Hôtel du Rond Point des Champs-Élysées
10 Rue de Ponthieu, 8th
This elegantly restored hotel is a mere five minutes from Paris’s center of gravity, the Champs-Élysées, which really means it’s five minutes from everything. The first thing to note is that there is an actual hammam in the basement. After a long day of sightseeing, a few laps in the pool followed by a steam is a healing balm for exhausted feet and sore muscles. Aesthetically, the Art Deco influence is quietly done and hidden in the details, like the lamps, the restrained use of marble (and the not-so-restrained use of stripes to beautiful results), pretty velvet upholstery, even the occasional in-room porthole. Unbeatable location aside, the attentive staff and excellent service catapult this new hotel to the top of the short list of excellent places to stay. The adorably small hotel bar and the sexy dining room make leaving that much harder.
Le Belleval
16 Rue de la Pépinière, 8th
At Hotel Le Belleval, the floral theme is obvious (the hallways are done in contrasting floral carpeting and wallpaper) but not overwhelming (the occasional petal-patterned cushion or upholstered armchair, the odd framed print of a rose or lily), just enough to pay homage to the botanist the hotel is dedicated to. All fifty-two guest rooms feel like a breath of fresh air with their elegant navy walls, floor-to-ceiling windows looking over the rooftops of Paris, and beautifully outfitted bathrooms. The hotel restaurant is refreshingly low-key with a natural, mostly organic menu that is the perfect antidote to too many plates of steak-frites. Additional perks are the interior courtyard which feels like a secret garden in the middle of the city and the library—a godsend for the traveler who needs to mix work with play.
Hotel Monte Cristo
20-22 Rue Pascal, 5th
A hotel inspired by the residences of great nineteenth-century writers and thinkers like Alexandre Dumas—hence the Monte Cristo reference—seems fitting for the Left Bank location. (The neighborhood has long been considered the center of gravity for Parisian intellectuals.) Let's start at the bottom: the pool, surrounded by exotic plants and blue tile, is pretty, intimate, and so necessary after a day spent pounding the cobblestones. And the same goes for the sauna. The guest rooms (go for the boudoir option) are quietly luxurious with rich navy carpets, beautiful frescoes behind the headboards, and the softest white sheets. Exotic touches like tapestries, sumptuous textiles, and painted wallpaper articulate the communal areas and look a lot like the furnishings the Count of Monte Cristo himself might have encountered during his travels. In a city where everyone goes out, staying in for a swim, a steam, and a rum cocktail at the hotel bar is incredibly appealing. The breakfast spread is also worth mentioning. It's served at the bar, and the pastry situation rivals that of the best bakeries in the city.

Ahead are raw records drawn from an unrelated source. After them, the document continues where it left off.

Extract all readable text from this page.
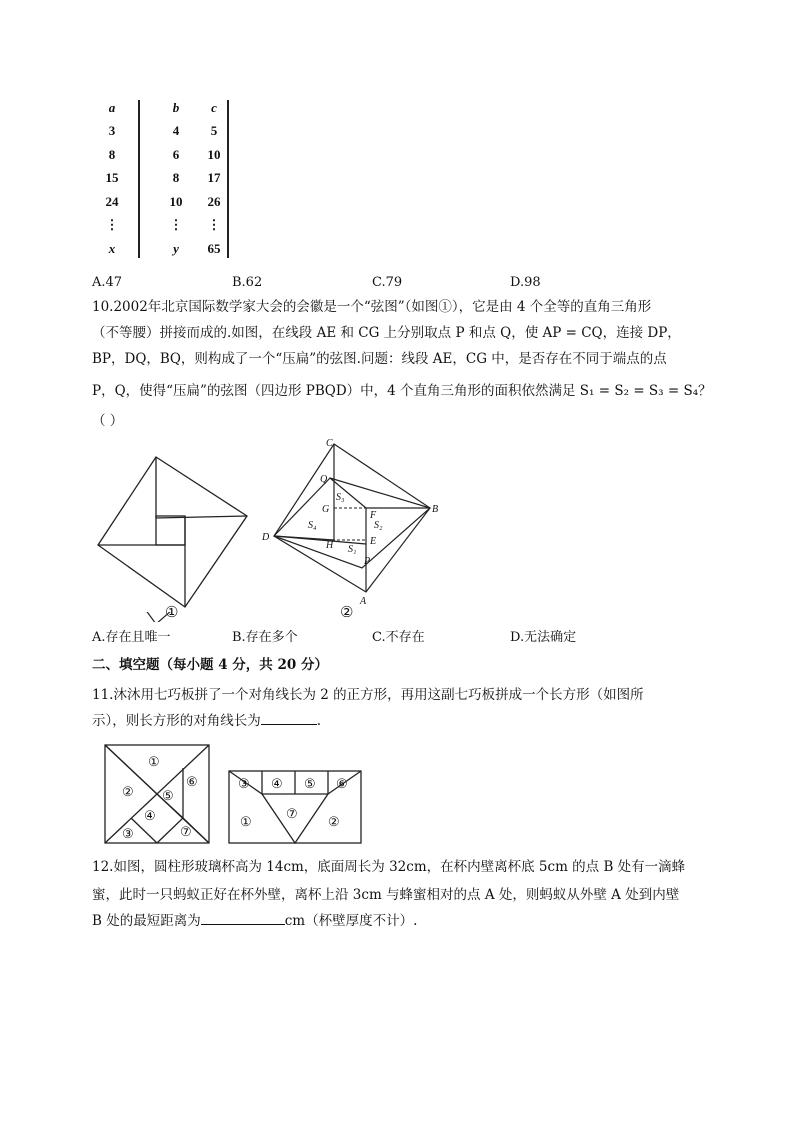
a		b	c
3		4	5
8		6	10
15		8	17
24		10	26
⋮		⋮	⋮
x		y	65
A.47	B.62	C.79	D.98
10.2002年北京国际数学家大会的会徽是一个“弦图”（如图①），它是由 4 个全等的直角三角形
（不等腰）拼接而成的.如图，在线段 AE 和 CG 上分别取点 P 和点 Q，使 AP = CQ，连接 DP，
BP，DQ，BQ，则构成了一个“压扁”的弦图.问题：线段 AE，CG 中，是否存在不同于端点的点
P，Q，使得“压扁”的弦图（四边形 PBQD）中，4 个直角三角形的面积依然满足 S₁ = S₂ = S₃ = S₄？
（ ）
①
C
Q
G
F
B
D
H	E
P
A
S₃
S₂
S₄
S₁
②
A.存在且唯一	B.存在多个	C.不存在	D.无法确定
二、填空题（每小题 4 分，共 20 分）
11.沐沐用七巧板拼了一个对角线长为 2 的正方形，再用这副七巧板拼成一个长方形（如图所
示），则长方形的对角线长为	.
①
②
③
④
⑤
⑥
⑦
③ ④ ⑤ ⑥
①
⑦
②
12.如图，圆柱形玻璃杯高为 14cm，底面周长为 32cm，在杯内壁离杯底 5cm 的点 B 处有一滴蜂
蜜，此时一只蚂蚁正好在杯外壁，离杯上沿 3cm 与蜂蜜相对的点 A 处，则蚂蚁从外壁 A 处到内壁
B 处的最短距离为	cm（杯壁厚度不计）.
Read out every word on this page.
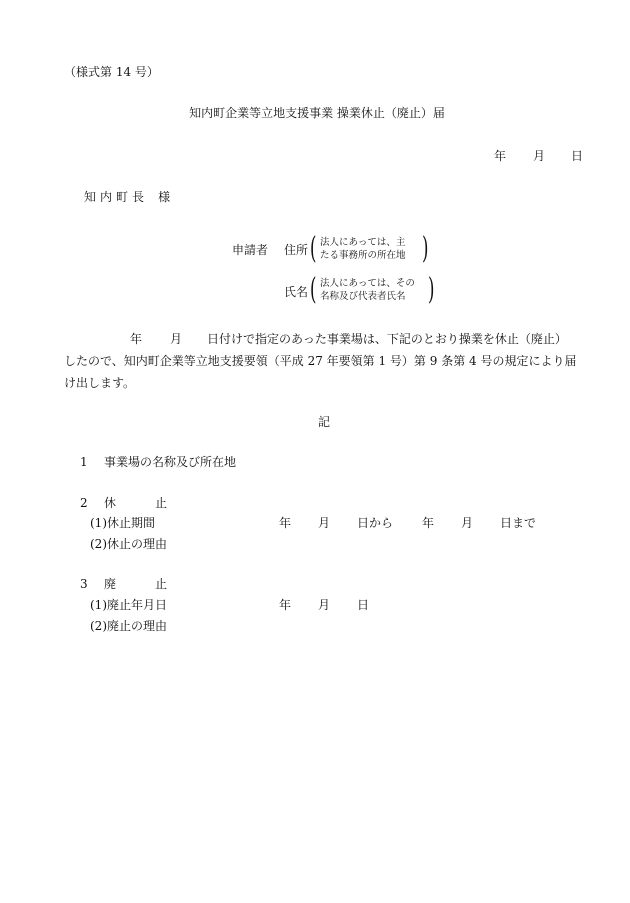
（様式第 14 号）
知内町企業等立地支援事業 操業休止（廃止）届
年 月 日
知 内 町 長 様
申請者 住所 ( 法人にあっては、主
たる事務所の所在地 )
氏名 ( 法人にあっては、その
名称及び代表者氏名 )
年 月 日付けで指定のあった事業場は、下記のとおり操業を休止（廃止）
したので、知内町企業等立地支援要領（平成 27 年要領第 1 号）第 9 条第 4 号の規定により届
け出します。
記
1 事業場の名称及び所在地
2 休	止
(1)休止期間	年 月 日から 年 月 日まで
(2)休止の理由
3 廃	止
(1)廃止年月日	年 月 日
(2)廃止の理由
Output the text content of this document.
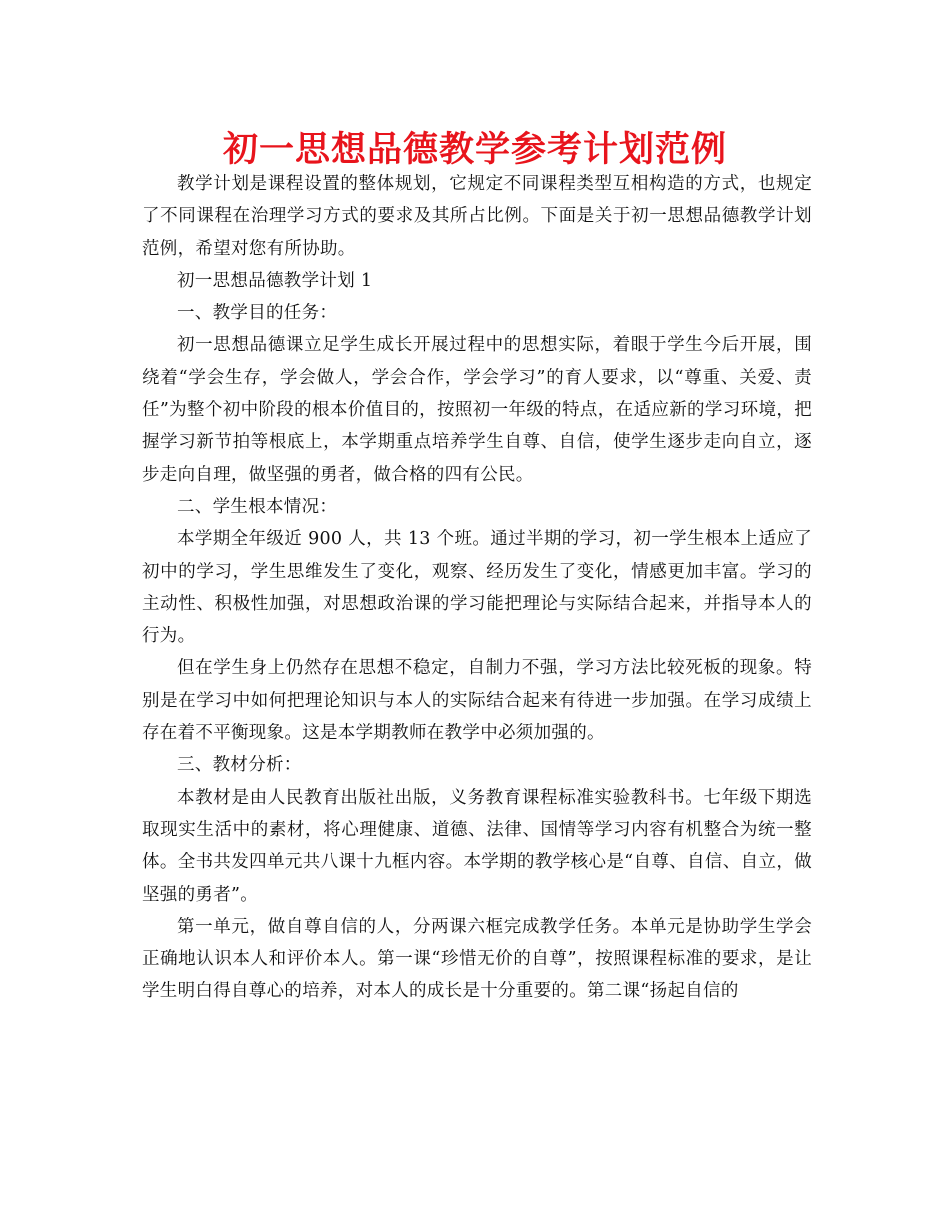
初一思想品德教学参考计划范例

教学计划是课程设置的整体规划，它规定不同课程类型互相构造的方式，也规定了不同课程在治理学习方式的要求及其所占比例。下面是关于初一思想品德教学计划范例，希望对您有所协助。

初一思想品德教学计划 1

一、教学目的任务：

初一思想品德课立足学生成长开展过程中的思想实际，着眼于学生今后开展，围绕着“学会生存，学会做人，学会合作，学会学习”的育人要求，以“尊重、关爱、责任”为整个初中阶段的根本价值目的，按照初一年级的特点，在适应新的学习环境，把握学习新节拍等根底上，本学期重点培养学生自尊、自信，使学生逐步走向自立，逐步走向自理，做坚强的勇者，做合格的四有公民。

二、学生根本情况：

本学期全年级近 900 人，共 13 个班。通过半期的学习，初一学生根本上适应了初中的学习，学生思维发生了变化，观察、经历发生了变化，情感更加丰富。学习的主动性、积极性加强，对思想政治课的学习能把理论与实际结合起来，并指导本人的行为。

但在学生身上仍然存在思想不稳定，自制力不强，学习方法比较死板的现象。特别是在学习中如何把理论知识与本人的实际结合起来有待进一步加强。在学习成绩上存在着不平衡现象。这是本学期教师在教学中必须加强的。

三、教材分析：

本教材是由人民教育出版社出版，义务教育课程标准实验教科书。七年级下期选取现实生活中的素材，将心理健康、道德、法律、国情等学习内容有机整合为统一整体。全书共发四单元共八课十九框内容。本学期的教学核心是“自尊、自信、自立，做坚强的勇者”。

第一单元，做自尊自信的人，分两课六框完成教学任务。本单元是协助学生学会正确地认识本人和评价本人。第一课“珍惜无价的自尊”，按照课程标准的要求，是让学生明白得自尊心的培养，对本人的成长是十分重要的。第二课“扬起自信的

13 Rue des Beaux-Arts, 6th
Having “The smallest five-star hotel in Paris” for a tagline is pretty attractive, especially to the guest who prefers an under-the-radar, bespoke experience. With only twenty rooms, a Michelin-starred restaurant, and one of our favorite, hammam-style subterranean pools hidden beneath the building (for guests only), L’Hotel nails the bohemian vibe of the Left Bank. Guest rooms are what could be described as “intimate”, but the décor is so beautiful that you forget the square footage. With rich brocade wallpaper that looks like patterned velvet, antique furnishings, soft lamps, and supremely comfortable beds, no two rooms are the same. Book into the Oscar Wilde suite (the hotel’s most famous visitor was actually staying on the premises when he died) for the bathroom alone. The yellow and green tiles, emerald marble tub, and mahogany wall panels make a nightly bath mandatory, while the antique writing desk and private terrace ooze old-world allure.